Em meio à resistência e
guerrilhas chechenas é possível encontrar um enorme contingente de
muçulmanos de países do Golfo engajados na luta pela criação não mais da
República Chechena de Ichkeria, islâmica mas moderada, e sim do
Califado do Cáucaso, comprimindo todas as repúblicas islâmicas – ou não –
da região.
Ao mesmo tempo em que cresce a repressão contra os
ativistas de direitos humanos, crescem também os ataques a "autoridades"

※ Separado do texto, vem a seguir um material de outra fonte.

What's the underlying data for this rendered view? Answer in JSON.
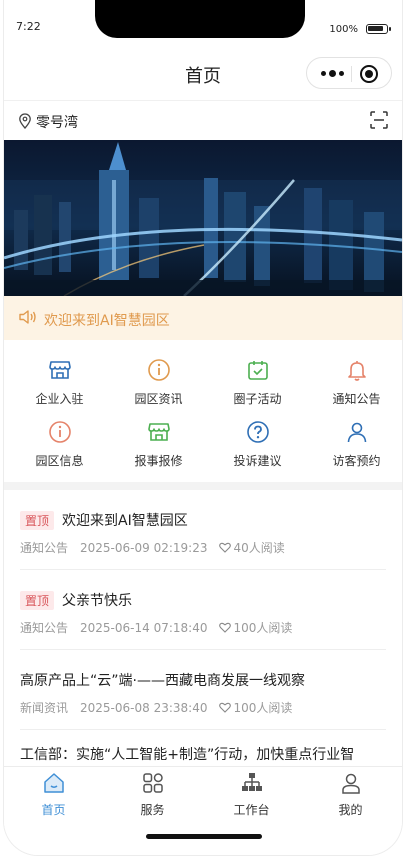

russas ou cooptadas pela Rússia na região. O caso mais notável foi o
ataque à bomba que quase tirou a vida do presidente da Ingushétia,
Yunus-Bek Yevkurov, em junho de 2009, mas os ataques e assassinatos
continuam e são cada vez mais audaciosos.
A Chechênia e o
Daguestão
Desde que assumiu a presidência da República
Autônoma da Chechênia (em 2007), indicado por Putin – que havia abolido
qualquer tipo de eleição para a presidência de repúblicas autônomas –,
Ramzan Kadyrov vem promovendo uma escalada de violência sem precedentes
na região. Inegavelmente este homem é um dos maiores responsáveis pelo
completo descontrole na região.
Kadyrov, um ex-rebelde que traiu a
causa nacionalista e assumiu a presidência após o assassinato de seu
pai, presidente – nacionalista – da Chechênia nos anos 1990, é conhecido
por sua brutalidade e violência extrema no trato com rebeldes e
qualquer um que o afronte ou o desagrade. Ele é tido como responsável
por perseguições, torturas e assassinatos diversos, como os das
ativistas de direitos humanos Natalya Esterminova, Anna Politkovskaya e
do advogado Stanislav Markelov. Um dos episódios mais marcantes da sua
trajetória na presidência chechena foi a encomenda do assassinato de seu
ex-guarda-costas, Umar Israilov, que vivia no exílio na Áustria e se
dedicava a denunciar seu ex-chefe.
Junto com o problema das
guerrilhas islâmicas, no Daguestão há ainda a questão do conflito
inter-étnico entre as dezenas de minorias que habitam a república, que
está longe de ser homogênea. Sob o mesmo teto convivem ávaros, lezgins,
kumyks, russos, laks, e mais outra dezena de grupos minoritários, nenhum
dos quais tem uma maioria significativa. Além disso, é válido notar
que, ao longo da história, estes nunca foram grandes amigos.
O
Daguestão é uma república artificial que agregou povos díspares sob uma
mesma administração repressiva e um número impressionante de forças de
segurança. Já em Kabardino-Balkária e Karatchaievo-Tcherkássia é visível
o aumento das ações de grupos islâmicos. A perseguição a clérigos
independentes e a ideia de que todo islâmico é um fanático em potencial –
ou seja, a promoção de perseguições, prisões, tortura e assassinados de
"elementos perigosos" – acabou por criar, de fato, este inimigo em
lugares jamais imaginados anteriormente.
A raiz do
conflito
Obviamente esta onda de violência e o
crescimento do radicalismo islâmico na região possui razões várias. Em
primeiro lugar, as sucessivas derrotas (ou o não cumprimento de seus
objetivos) das guerrilhas e da resistência local ao longo dos anos 1990.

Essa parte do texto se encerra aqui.